Construction of lamellar morphology by side‐chain crystalline comb‐like polymers for gas barrier

Abstract A comb‐like polymer containing crystallized alkyl side chains and the intermolecular hydrogen bonds between the linking groups was fabricated by grafting long‐chain fatty amine onto poly(styrene‐co‐acrylic acid) n (P(S‐AA) n , wherein “n” denoted AA feed ratio). The chemical structures and crystallization behaviors of the comb‐like polymer P(S‐AA) n ‐g(p) (wherein “p” denoted the number of side‐chain carbon atoms) were analyzed by Fourier transform infrared, gel permeation chromatography, X‐ray photoelectron spectroscopy, and X‐ray diffractometer, differential scanning calorimetry, atomic force microscopy, respectively. It was found that the lamellar morphology could be generated by controlling the grafting density and side chain length of P(S‐AA) n ‐g(p).

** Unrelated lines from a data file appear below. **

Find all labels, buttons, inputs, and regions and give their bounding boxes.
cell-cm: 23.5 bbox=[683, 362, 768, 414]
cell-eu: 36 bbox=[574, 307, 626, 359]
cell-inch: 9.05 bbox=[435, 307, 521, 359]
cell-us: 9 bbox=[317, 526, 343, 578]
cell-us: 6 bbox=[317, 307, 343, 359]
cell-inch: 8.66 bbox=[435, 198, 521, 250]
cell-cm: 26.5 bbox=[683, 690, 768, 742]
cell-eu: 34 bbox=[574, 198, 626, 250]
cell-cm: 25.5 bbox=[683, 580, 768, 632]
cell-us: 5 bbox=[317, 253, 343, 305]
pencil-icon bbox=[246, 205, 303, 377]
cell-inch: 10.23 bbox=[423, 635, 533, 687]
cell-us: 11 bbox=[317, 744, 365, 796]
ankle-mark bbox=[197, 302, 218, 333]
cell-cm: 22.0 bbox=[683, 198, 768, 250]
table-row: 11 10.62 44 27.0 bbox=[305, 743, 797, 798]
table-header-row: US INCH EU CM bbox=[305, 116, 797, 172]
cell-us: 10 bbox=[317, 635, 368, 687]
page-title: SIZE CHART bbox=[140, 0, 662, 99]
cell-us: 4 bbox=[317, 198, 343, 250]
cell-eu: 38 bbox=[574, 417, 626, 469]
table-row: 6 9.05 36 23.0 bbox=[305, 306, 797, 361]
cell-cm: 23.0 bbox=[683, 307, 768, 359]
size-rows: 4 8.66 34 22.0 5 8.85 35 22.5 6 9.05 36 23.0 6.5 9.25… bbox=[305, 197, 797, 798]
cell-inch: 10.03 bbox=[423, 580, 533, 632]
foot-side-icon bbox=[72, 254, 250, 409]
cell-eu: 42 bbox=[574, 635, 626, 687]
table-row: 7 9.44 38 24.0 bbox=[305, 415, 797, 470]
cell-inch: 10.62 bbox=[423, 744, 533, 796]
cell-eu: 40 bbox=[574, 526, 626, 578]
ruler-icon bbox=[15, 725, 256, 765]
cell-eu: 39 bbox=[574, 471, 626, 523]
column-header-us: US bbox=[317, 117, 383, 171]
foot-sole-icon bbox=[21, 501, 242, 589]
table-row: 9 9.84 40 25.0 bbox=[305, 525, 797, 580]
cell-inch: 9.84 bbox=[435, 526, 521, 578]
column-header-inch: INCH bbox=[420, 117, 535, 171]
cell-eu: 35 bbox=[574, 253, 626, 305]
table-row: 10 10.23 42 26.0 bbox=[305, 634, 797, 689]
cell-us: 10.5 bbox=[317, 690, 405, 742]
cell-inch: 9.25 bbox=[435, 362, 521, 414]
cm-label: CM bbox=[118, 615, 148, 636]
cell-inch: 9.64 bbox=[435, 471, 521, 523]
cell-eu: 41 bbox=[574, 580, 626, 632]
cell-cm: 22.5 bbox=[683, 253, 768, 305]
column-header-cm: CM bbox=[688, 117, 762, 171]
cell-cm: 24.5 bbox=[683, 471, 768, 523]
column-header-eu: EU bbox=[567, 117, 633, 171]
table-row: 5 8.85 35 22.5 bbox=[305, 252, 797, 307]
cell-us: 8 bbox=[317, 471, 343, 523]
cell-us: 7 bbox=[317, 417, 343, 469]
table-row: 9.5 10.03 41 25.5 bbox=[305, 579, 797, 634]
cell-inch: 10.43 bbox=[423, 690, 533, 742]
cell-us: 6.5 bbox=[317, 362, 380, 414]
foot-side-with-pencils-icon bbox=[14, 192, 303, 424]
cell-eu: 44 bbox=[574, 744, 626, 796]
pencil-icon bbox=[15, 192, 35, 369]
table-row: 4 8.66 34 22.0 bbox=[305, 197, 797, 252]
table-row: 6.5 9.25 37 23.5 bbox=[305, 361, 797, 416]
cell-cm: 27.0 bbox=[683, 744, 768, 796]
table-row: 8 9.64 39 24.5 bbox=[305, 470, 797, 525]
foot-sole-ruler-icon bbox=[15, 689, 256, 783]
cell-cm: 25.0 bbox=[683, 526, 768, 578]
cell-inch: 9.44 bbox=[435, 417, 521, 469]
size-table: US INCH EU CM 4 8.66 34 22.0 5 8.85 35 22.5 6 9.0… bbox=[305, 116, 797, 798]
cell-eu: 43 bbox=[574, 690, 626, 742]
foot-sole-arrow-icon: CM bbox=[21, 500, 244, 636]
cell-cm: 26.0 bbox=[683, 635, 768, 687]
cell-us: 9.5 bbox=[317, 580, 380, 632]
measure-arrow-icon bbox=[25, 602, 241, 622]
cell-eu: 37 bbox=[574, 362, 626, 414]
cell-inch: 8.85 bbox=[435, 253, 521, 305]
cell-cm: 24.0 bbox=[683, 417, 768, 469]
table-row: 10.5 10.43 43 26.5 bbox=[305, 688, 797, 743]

Moreover, it was identified that the hydrogen bonds between amide groups could enhance the crystallinity and then adjust the interlamellar spacing of lamellar phase. As a result, P(S‐AA) 70 ‐g(18) with the highest degree of crystallinity and closely packed lamellar morphology showed a good gas‐barrier performance, and the nitrogen permeability reached 1.78 × 10 −14 cm 3 ·cm/cm 2 ·s·Pa. Furthermore, the permeation switch of the obtained comb‐like polymer could reach 500 times traversing the melting point.